Highway project award by the National Highways Authority of India (NHAI) has slipped to a three year low in the first half of the current financial year, owing to sharp rise in commodity prices, higher premium demand by developers and policy changes. According to CRISIL, NHAI has awarded only 777 km of road projects in H1 FY23, which is a three year low and 60% lower than the highway length awarded in the same period of the previous financial year.

“Slackened pace of execution and highly inflated prices of key input materials (owing to uncertainties arising out of global geopolitical tensions) have acted as major impediments to awarding momentum,” CRISIL said while making a point that the dismal awarding is despite the fact that the higher number of projects were put on the tendering block. The agency, however, expressed hope that the process is likely to pick up in the second quarter of the fiscal.    

“NHAI has already floated tenders for 2,200 km so far this fiscal — as much as 36% more than in the same period last fiscal — and considering the ramp-up that typically happens in the fourth quarter, awarding in the second half of the fiscal is expected to improve substantially,” it said. However, this will still dent the tally for the current fiscal compared with the previous year’s record, it added.

“Awarding for the full fiscal is still likely to moderate on-year. We expect 4,800-5,200 km of awards this fiscal, much lower than the 6,306 km awarded last fiscal,” the agency said.  

According to CRISIL, out of the total length awarded till date in the year, hybrid annuity model (HAM) projects cornered a healthy 51% share, while engineering, procurement and construction (EPC) accounted for the rest. “The shares are expected to remain at current levels for the full fiscal as well, with HAM accounting for 45-50%, EPC for 45-50%, and build-operate-toll (BOT) for less than 5%,” the agency said. According to the findings of the agency, the projects have also seen a reduction in the number of bidders.

“In sharp contrast to last fiscal, which saw ten to fifteen bidders on average per project, HAM awards in the first half of the fiscal saw only five to seven bidders on average.
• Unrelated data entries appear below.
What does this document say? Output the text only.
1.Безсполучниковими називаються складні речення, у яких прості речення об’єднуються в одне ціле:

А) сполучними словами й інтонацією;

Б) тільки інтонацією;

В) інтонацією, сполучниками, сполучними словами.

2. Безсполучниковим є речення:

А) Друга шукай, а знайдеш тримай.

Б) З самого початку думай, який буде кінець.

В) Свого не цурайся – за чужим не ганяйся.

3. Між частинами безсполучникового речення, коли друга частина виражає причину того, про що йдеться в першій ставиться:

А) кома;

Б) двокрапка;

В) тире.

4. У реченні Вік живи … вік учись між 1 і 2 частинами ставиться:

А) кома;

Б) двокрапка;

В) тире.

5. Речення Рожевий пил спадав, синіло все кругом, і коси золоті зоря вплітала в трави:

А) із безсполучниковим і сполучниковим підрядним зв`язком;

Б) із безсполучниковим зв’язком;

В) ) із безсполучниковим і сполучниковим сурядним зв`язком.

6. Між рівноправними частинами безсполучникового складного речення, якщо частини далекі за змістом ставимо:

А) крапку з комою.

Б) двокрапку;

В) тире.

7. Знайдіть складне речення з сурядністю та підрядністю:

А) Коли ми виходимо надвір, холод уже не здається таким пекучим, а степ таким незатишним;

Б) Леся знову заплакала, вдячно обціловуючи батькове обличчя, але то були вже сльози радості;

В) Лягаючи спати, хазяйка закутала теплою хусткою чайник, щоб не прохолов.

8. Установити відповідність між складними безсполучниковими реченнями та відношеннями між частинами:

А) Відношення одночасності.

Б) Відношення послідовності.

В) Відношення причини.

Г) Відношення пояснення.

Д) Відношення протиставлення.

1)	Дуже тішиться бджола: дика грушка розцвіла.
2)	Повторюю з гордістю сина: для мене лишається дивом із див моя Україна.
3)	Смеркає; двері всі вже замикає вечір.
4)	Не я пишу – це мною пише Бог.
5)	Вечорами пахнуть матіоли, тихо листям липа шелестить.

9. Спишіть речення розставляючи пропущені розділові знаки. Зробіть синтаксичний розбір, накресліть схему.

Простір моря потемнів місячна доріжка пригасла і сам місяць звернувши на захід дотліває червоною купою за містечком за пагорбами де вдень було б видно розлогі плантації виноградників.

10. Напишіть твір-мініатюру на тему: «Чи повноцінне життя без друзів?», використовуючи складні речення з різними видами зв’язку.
Indeed, 61 percent of the HAM projects awarded so far this fiscal have been won by large-sized developers compared with 57% last fiscal, CRISIL said, attributing the fall to sharp rise in commodity prices and complex project awards in difficult terrains warranting the developers to seek a higher premium to maintain their margins.

Policy changes like removal of operations and management (O&M) cost as a criterion for awarding averted developers from quoting abnormally low O&M bids to win projects, the agency said. “Many mid-sized developers who won projects in the past two years exhausted their balance sheet capacities, which prevented them from participating in bids this fiscal,” it added.